Por su parte, el Tribunal Supremo en sentencia, entre otras, de 28 de marzo de 2017, advierte que el artículo 4 de la Ley 12/2009 parte de la base de que para otorgar la protección subsidiaria no tienen por qué existir los mismos requisitos de la obtención del asilo, pues, de otra forma, la protección subsidiaria sería una figura superflua. Dice en este sentido que «[s]i para la concesión del derecho de asilo se necesita la concurrencia de unos determinados requisitos de persecución, de naturaleza del agente perseguidor y del motivo de la persecución, el derecho a la protección subsidiaria podrá ser concedido cuando alguno de esos tres requisitos no se cumpla o esté ausente, no obstante lo cual exista riesgo de alguno de los daños graves que describe el artículo 10 de la propia ley; es decir, podrá ser concedida, dados por supuestos esos daños, cuando no exista la misma persecución que se exige para el derecho de asilo o cuando la persecución no esté basada en los motivos previstos para éste o, en fin, cuando el agente perseguidor sea alguien distinto al exigido por la ley para la concesión del derecho de asilo [...]».
En el presente caso, como se ha expuesto, no se ha acreditado la existencia de tal riesgo de daños graves, por lo que carecería de fundamento la adopción de la medida interesada de protección.
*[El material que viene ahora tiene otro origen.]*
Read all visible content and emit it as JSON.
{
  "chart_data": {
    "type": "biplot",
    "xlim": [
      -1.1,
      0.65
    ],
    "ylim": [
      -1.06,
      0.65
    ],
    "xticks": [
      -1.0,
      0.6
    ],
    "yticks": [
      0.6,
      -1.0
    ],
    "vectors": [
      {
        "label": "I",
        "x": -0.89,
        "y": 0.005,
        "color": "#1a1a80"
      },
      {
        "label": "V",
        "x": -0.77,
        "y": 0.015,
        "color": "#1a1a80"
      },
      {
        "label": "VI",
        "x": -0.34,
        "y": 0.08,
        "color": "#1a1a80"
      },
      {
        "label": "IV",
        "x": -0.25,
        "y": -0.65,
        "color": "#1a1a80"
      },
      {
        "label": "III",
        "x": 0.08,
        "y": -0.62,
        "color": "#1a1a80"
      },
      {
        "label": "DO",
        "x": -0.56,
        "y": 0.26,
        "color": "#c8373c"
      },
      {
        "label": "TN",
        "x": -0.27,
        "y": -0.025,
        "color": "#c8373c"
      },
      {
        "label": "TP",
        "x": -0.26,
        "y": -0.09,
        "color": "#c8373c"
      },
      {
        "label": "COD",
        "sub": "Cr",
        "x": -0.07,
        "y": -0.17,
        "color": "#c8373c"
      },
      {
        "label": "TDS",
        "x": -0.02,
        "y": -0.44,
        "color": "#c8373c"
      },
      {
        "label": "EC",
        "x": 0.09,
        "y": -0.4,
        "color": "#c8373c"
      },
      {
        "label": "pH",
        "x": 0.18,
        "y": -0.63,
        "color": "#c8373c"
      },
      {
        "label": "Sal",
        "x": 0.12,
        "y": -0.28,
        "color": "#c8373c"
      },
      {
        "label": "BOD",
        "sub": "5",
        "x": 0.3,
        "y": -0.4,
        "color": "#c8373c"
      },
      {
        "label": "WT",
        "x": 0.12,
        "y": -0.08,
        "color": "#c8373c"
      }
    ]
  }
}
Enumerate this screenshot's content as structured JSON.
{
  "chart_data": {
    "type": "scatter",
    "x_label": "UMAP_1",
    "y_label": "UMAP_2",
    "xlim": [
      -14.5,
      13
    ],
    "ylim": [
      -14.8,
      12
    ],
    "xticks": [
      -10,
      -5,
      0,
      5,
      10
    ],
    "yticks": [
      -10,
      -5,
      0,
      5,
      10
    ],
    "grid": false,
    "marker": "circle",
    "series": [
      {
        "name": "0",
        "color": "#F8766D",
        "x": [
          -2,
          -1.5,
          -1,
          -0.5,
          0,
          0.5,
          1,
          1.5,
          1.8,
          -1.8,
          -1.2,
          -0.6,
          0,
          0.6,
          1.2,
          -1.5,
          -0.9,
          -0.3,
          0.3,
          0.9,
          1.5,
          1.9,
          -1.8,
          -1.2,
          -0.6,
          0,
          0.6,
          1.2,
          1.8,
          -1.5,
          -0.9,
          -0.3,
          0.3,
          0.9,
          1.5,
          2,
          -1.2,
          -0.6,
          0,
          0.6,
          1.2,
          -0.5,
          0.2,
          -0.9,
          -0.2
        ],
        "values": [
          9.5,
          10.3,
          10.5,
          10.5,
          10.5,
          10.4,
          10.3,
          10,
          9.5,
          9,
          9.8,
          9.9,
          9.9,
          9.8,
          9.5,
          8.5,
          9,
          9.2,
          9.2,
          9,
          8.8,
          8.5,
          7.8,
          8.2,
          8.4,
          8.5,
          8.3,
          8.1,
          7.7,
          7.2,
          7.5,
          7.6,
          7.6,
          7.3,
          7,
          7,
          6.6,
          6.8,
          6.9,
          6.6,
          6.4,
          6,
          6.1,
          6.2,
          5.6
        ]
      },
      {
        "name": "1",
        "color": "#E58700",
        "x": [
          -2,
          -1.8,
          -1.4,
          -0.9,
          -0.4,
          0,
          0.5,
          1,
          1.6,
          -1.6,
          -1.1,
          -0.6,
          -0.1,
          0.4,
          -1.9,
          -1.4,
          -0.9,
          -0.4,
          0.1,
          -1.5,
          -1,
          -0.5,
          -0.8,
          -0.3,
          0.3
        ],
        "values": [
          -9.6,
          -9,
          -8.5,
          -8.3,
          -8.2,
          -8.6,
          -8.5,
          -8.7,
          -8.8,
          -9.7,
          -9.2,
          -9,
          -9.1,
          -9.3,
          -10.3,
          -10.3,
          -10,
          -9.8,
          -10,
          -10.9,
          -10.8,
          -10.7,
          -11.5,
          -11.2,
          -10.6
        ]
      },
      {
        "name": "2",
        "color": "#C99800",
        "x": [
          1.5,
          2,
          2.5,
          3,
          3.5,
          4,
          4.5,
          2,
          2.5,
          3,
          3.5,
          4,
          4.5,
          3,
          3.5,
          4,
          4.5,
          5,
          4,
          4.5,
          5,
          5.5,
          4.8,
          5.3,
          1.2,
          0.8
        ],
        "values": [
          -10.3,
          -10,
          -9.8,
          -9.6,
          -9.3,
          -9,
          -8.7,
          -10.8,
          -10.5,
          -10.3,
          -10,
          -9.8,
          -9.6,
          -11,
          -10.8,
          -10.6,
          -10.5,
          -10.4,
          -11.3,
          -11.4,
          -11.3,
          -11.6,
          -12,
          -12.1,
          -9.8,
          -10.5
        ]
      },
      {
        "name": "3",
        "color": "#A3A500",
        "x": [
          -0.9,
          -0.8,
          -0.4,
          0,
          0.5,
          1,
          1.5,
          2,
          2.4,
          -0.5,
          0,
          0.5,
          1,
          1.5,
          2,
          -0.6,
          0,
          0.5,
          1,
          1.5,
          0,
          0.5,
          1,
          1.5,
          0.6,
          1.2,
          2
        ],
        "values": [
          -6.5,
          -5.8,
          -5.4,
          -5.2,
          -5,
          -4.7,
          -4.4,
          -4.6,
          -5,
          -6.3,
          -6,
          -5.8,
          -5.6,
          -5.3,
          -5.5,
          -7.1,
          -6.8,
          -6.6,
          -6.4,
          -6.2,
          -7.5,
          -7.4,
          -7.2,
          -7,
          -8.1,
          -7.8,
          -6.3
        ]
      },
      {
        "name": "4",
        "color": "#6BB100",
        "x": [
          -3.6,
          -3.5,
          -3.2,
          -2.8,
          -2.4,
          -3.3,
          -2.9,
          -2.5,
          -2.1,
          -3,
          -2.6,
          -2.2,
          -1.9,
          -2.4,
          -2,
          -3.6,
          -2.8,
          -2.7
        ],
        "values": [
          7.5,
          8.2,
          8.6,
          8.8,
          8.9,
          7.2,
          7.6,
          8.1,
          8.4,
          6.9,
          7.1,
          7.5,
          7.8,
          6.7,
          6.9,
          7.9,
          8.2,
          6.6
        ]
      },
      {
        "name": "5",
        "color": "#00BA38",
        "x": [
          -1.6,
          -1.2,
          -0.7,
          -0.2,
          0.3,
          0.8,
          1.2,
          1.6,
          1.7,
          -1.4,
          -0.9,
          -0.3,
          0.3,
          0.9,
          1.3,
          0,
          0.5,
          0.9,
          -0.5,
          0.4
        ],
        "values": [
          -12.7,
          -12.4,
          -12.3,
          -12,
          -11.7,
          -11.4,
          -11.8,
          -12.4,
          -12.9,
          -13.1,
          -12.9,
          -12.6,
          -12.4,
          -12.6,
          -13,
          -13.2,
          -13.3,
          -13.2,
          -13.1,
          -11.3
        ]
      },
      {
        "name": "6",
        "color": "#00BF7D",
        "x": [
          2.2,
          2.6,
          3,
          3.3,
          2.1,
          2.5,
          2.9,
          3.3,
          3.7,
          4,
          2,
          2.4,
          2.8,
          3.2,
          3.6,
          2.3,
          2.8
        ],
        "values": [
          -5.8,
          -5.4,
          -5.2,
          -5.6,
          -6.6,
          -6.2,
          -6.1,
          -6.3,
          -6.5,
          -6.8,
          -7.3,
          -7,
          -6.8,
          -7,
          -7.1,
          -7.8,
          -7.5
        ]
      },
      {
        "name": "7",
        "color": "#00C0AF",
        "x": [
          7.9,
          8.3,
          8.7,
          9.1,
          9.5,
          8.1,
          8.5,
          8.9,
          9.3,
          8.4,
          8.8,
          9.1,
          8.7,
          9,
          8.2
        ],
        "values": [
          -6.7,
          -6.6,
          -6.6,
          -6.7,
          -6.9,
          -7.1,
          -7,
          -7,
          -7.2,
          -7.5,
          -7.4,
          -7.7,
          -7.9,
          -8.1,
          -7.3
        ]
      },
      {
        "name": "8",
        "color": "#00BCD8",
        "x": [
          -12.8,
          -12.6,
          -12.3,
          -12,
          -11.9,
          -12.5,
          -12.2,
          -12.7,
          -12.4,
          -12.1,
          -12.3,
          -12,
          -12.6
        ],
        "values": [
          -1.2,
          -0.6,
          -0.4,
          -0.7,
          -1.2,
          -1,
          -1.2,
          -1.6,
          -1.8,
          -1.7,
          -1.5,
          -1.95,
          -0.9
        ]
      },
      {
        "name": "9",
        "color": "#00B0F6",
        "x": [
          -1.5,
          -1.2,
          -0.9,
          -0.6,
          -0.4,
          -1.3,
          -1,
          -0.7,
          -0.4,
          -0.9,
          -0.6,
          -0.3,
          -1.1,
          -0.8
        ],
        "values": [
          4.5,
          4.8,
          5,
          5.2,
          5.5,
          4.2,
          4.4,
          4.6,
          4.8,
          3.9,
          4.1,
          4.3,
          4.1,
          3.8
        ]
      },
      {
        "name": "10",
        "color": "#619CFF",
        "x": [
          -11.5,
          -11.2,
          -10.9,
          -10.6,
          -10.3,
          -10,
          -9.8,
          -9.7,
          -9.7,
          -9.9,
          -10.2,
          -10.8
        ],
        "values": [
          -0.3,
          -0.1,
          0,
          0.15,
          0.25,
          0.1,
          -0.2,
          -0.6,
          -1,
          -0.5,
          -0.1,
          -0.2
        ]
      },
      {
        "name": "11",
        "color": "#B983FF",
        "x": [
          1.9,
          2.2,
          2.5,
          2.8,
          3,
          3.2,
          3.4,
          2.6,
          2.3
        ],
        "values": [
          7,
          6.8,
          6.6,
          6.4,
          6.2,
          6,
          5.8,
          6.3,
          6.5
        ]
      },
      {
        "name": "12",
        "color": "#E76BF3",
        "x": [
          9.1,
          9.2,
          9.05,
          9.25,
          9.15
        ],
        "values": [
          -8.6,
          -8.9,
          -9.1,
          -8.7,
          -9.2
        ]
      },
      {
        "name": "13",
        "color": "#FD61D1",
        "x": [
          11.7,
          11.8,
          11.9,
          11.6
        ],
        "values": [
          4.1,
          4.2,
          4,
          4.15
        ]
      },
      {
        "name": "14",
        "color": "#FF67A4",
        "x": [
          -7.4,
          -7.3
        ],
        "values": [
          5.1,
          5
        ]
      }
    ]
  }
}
CUARTO. A tenor de los razonamientos precedentes la demanda ha de ser íntegramente desestimada.
QUINTO. En cuanto a las costas, previene el artículo 139 de la Ley 29/1998, de 13 de julio, reguladora de esta Jurisdicción, en la redacción aplicable a este procedimiento que "En primera o única instancia, el órgano jurisdiccional, al dictar sentencia o al resolver por auto los recursos o incidentes que ante el mismo se promovieren, impondrá las costas a la parte que haya visto rechazadas todas sus pretensiones, salvo que aprecie y así lo razone, que el caso presentaba serias dudas de hecho o de derecho". Y en el presente caso, desestimado el recurso, sin que existan dudas de hecho o de derecho, procede su imposición a la parte actora.
En aplicación del principio de moderación, del que se hacen eco diversas sentencias del Tribunal Supremo, como son las de 19 y 25 de febrero de 2010, en atención a la dificultad del asunto y la labor efectivamente realizada en el procedimiento, se considera que la cantidad máxima a que debe ascender la tasación de costas a realizar por todos los conceptos, excepto el Impuesto sobre el Valor Añadido, ha de ser la cifra de 1.000 euros.
Vistos los preceptos citados y demás de general y pertinente aplicación,
Fallo
Que debemos DESESTIMAR Y DESESTIMAMOSel recurso interpuesto por la representación procesal de la parte actora, de DON Benedicto, contra el acuerdo de la Subsecretaria del Interior, actuando por Delegación del Ministro del Interior, de 13 de junio de 2022 por el que se deniega el derecho de asilo así como la protección subsidiaria al recurrente, por ser ajustado a Derecho dicho acuerdo, en los motivos de impugnación alegados, e improcedentes las pretensiones de la parte actora, todo ello con imposición de costas a dicha parte recurrente en la forma expresada en el precedente fundamento de derecho 5º.
Notifíquese esta resolución a las partes, haciéndoles saber que la misma no es firme y que contra ella cabe interponer el recurso de casación previsto en los artículos 86 y siguientes de la Ley Jurisdiccional 29/1998, en la redacción dada por la Ley Orgánica 7/2015, recurso que, en su caso, se preparará ante esta Sala en el plazo de treinta días contados desde el siguiente a la notificación de la presente sentencia, cumpliendo los requisitos previstos en cada caso en la Ley Jurisdiccional 29/1998.
Así por esta nuestra sentencia, lo pronunciamos, mandamos y firmamos.